Data Version Control (DVC) is a Python package that solves the above ML-specific project challenges and is installed as a dependency within whisk projects. It’s a lightweight, flexible tool that aligns closely with git commands.
whisk dvc setup to enable DVC within your project. After setup completes, you need a place to store your data. whisk includes a set of commands to automate the setup of an S3 DVC remote. To create a remote:
whisk s3 create whisk dvc remote-add
This creates an Amazon S3 bucket named
whisk-<project_name> and creates a DVC remote that uses the S3 bucket.
The Real or Not? NLP with Disaster Tweets whisk project uses DVC to version control the data download and training stages. This keeps the large dataset and model artifacts outside of version control. As the training stage takes ~20 minutes on a laptop, this can save a significant amount of time when bootstrapping the project. New users can immediately begin using the model after running
dvc pull versus waiting for the training to complete.
If your app stores artifacts in DVC, those files will need be available by default when the app is deployed to Heroku. To ensure the artifacts are available, we suggest adding a
.profile file to the root of your project to pull these artifacts.
Real or Not?
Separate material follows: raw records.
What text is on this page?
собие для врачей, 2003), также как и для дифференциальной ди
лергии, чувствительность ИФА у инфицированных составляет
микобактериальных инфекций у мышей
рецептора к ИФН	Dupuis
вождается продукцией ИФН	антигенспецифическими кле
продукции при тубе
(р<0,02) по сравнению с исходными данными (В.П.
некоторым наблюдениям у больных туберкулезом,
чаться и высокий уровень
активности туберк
NLP with Disaster Tweets uses the following
.profile to do this:
# .profile git init # Needed as dvc pull will not work if this isn't a Git repo. dvc pull train.dvc # Grab only the training output, not all files (don't need raw data)
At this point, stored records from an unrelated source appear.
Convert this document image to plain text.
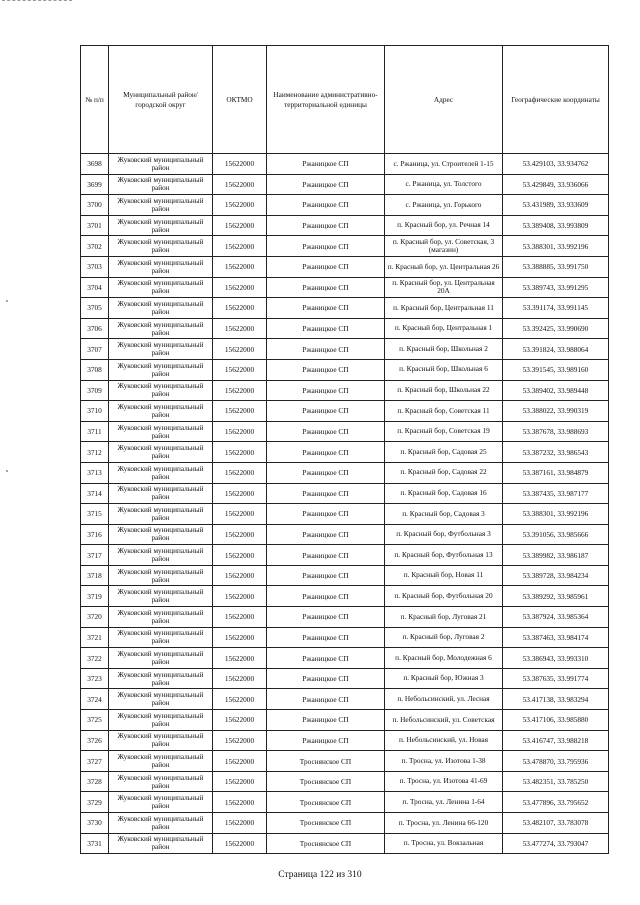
№ п/п	Муниципальный район/городской округ	ОКТМО	Наименование административно-территориальной единицы	Адрес	Географические координаты
3698	Жуковский муниципальный район	15622000	Ржаницкое СП	с. Ржаница, ул. Строителей 1-15	53.429103, 33.934762
3699	Жуковский муниципальный район	15622000	Ржаницкое СП	с. Ржаница, ул. Толстого	53.429849, 33.936066
3700	Жуковский муниципальный район	15622000	Ржаницкое СП	с. Ржаница, ул. Горького	53.431989, 33.933609
3701	Жуковский муниципальный район	15622000	Ржаницкое СП	п. Красный бор, ул. Речная 14	53.389408, 33.993809
3702	Жуковский муниципальный район	15622000	Ржаницкое СП	п. Красный бор, ул. Советская, 3 (магазин)	53.388301, 33.992196
3703	Жуковский муниципальный район	15622000	Ржаницкое СП	п. Красный бор, ул. Центральная 26	53.388885, 33.991750
3704	Жуковский муниципальный район	15622000	Ржаницкое СП	п. Красный бор, ул. Центральная 20А	53.389743, 33.991295
3705	Жуковский муниципальный район	15622000	Ржаницкое СП	п. Красный бор, Центральная 11	53.391174, 33.991145
3706	Жуковский муниципальный район	15622000	Ржаницкое СП	п. Красный бор, Центральная 1	53.392425, 33.990690
3707	Жуковский муниципальный район	15622000	Ржаницкое СП	п. Красный бор, Школьная 2	53.391824, 33.988064
3708	Жуковский муниципальный район	15622000	Ржаницкое СП	п. Красный бор, Школьная 6	53.391545, 33.989160
3709	Жуковский муниципальный район	15622000	Ржаницкое СП	п. Красный бор, Школьная 22	53.389402, 33.989448
3710	Жуковский муниципальный район	15622000	Ржаницкое СП	п. Красный бор, Советская 11	53.388022, 33.990319
3711	Жуковский муниципальный район	15622000	Ржаницкое СП	п. Красный бор, Советская 19	53.387678, 33.988693
3712	Жуковский муниципальный район	15622000	Ржаницкое СП	п. Красный бор, Садовая 25	53.387232, 33.986543
3713	Жуковский муниципальный район	15622000	Ржаницкое СП	п. Красный бор, Садовая 22	53.387161, 33.984879
3714	Жуковский муниципальный район	15622000	Ржаницкое СП	п. Красный бор, Садовая 16	53.387435, 33.987177
3715	Жуковский муниципальный район	15622000	Ржаницкое СП	п. Красный бор, Садовая 3	53.388301, 33.992196
3716	Жуковский муниципальный район	15622000	Ржаницкое СП	п. Красный бор, Футбольная 3	53.391056, 33.985666
3717	Жуковский муниципальный район	15622000	Ржаницкое СП	п. Красный бор, Футбольная 13	53.389982, 33.986187
3718	Жуковский муниципальный район	15622000	Ржаницкое СП	п. Красный бор, Новая 11	53.389728, 33.984234
3719	Жуковский муниципальный район	15622000	Ржаницкое СП	п. Красный бор, Футбольная 20	53.389292, 33.985961
3720	Жуковский муниципальный район	15622000	Ржаницкое СП	п. Красный бор, Луговая 21	53.387924, 33.985364
3721	Жуковский муниципальный район	15622000	Ржаницкое СП	п. Красный бор, Луговая 2	53.387463, 33.984174
3722	Жуковский муниципальный район	15622000	Ржаницкое СП	п. Красный бор, Молодежная 6	53.386943, 33.993310
3723	Жуковский муниципальный район	15622000	Ржаницкое СП	п. Красный бор, Южная 3	53.387635, 33.991774
3724	Жуковский муниципальный район	15622000	Ржаницкое СП	п. Небольсинский, ул. Лесная	53.417138, 33.983294
3725	Жуковский муниципальный район	15622000	Ржаницкое СП	п. Небольсинский, ул. Советская	53.417106, 33.985880
3726	Жуковский муниципальный район	15622000	Ржаницкое СП	п. Небольсинский, ул. Новая	53.416747, 33.988218
3727	Жуковский муниципальный район	15622000	Троснянское СП	п. Тросна, ул. Изотова 1-38	53.478870, 33.795936
3728	Жуковский муниципальный район	15622000	Троснянское СП	п. Тросна, ул. Изотова 41-69	53.482351, 33.785250
3729	Жуковский муниципальный район	15622000	Троснянское СП	п. Тросна, ул. Ленина 1-64	53.477896, 33.795652
3730	Жуковский муниципальный район	15622000	Троснянское СП	п. Тросна, ул. Ленина 66-120	53.482107, 33.783078
3731	Жуковский муниципальный район	15622000	Троснянское СП	п. Тросна, ул. Вокзальная	53.477274, 33.793047
Страница 122 из 310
Heroku runs the .profile file before executing the dyno’s command. This ensure that every dyno type has access to the needed model artifacts.
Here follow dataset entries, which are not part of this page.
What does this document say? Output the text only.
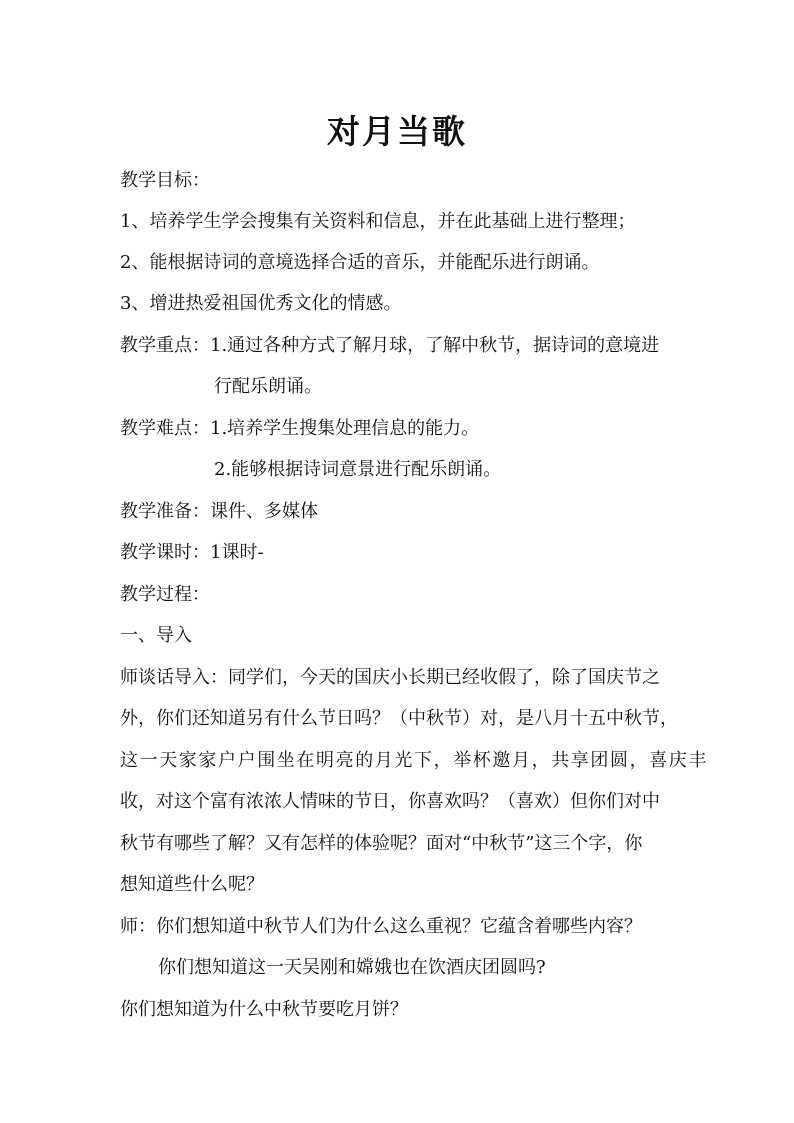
对月当歌
教学目标：
1、培养学生学会搜集有关资料和信息，并在此基础上进行整理；
2、能根据诗词的意境选择合适的音乐，并能配乐进行朗诵。
3、增进热爱祖国优秀文化的情感。
教学重点：1.通过各种方式了解月球，了解中秋节，据诗词的意境进
行配乐朗诵。
教学难点：1.培养学生搜集处理信息的能力。
2.能够根据诗词意景进行配乐朗诵。
教学准备：课件、多媒体
教学课时：1课时-
教学过程：
一、导入
师谈话导入：同学们，今天的国庆小长期已经收假了，除了国庆节之
外，你们还知道另有什么节日吗？（中秋节）对，是八月十五中秋节，
这一天家家户户围坐在明亮的月光下，举杯邀月，共享团圆，喜庆丰
收，对这个富有浓浓人情味的节日，你喜欢吗？（喜欢）但你们对中
秋节有哪些了解？又有怎样的体验呢？面对“中秋节”这三个字，你
想知道些什么呢？
师：你们想知道中秋节人们为什么这么重视？它蕴含着哪些内容？
你们想知道这一天吴刚和嫦娥也在饮酒庆团圆吗?
你们想知道为什么中秋节要吃月饼？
As long as you build the package locally or on a CI server with the DVC files in place, the distribution archive will include any DVC artifacts within
src/<project_name>/artifacts. However, to support pip installs via a Git repo url (
pip install git+https://url-to-your-git-repo), you need to get the DVC files as part of the package setup process.
Public Read-only DVC Remote¶
If you share a public project on GitHub that contains files in a DVC remote, other developers will not be able to access those files by default. To enable read-only access to the DVC remote, run the following commands within your whisk project:
whisk s3 make-public dvc remote add --local s3 s3://whisk-<project_name>/ dvc remote add -d s3_http https://whisk-<project_name>.s3.amazonaws.com/ dvc remote default s3 --local # Then commit changes to Git...
This adds a public read-only policy to the S3 bucket used for the DVC remote, creates a local (visible only to you) remote with the S3 bucket, adds the read-only remote for everyone, and sets your remote to S3 (versus http). In short, it behaves like a public GitHub repository.
You can revert the public policy with:
whisk s3 delete-policy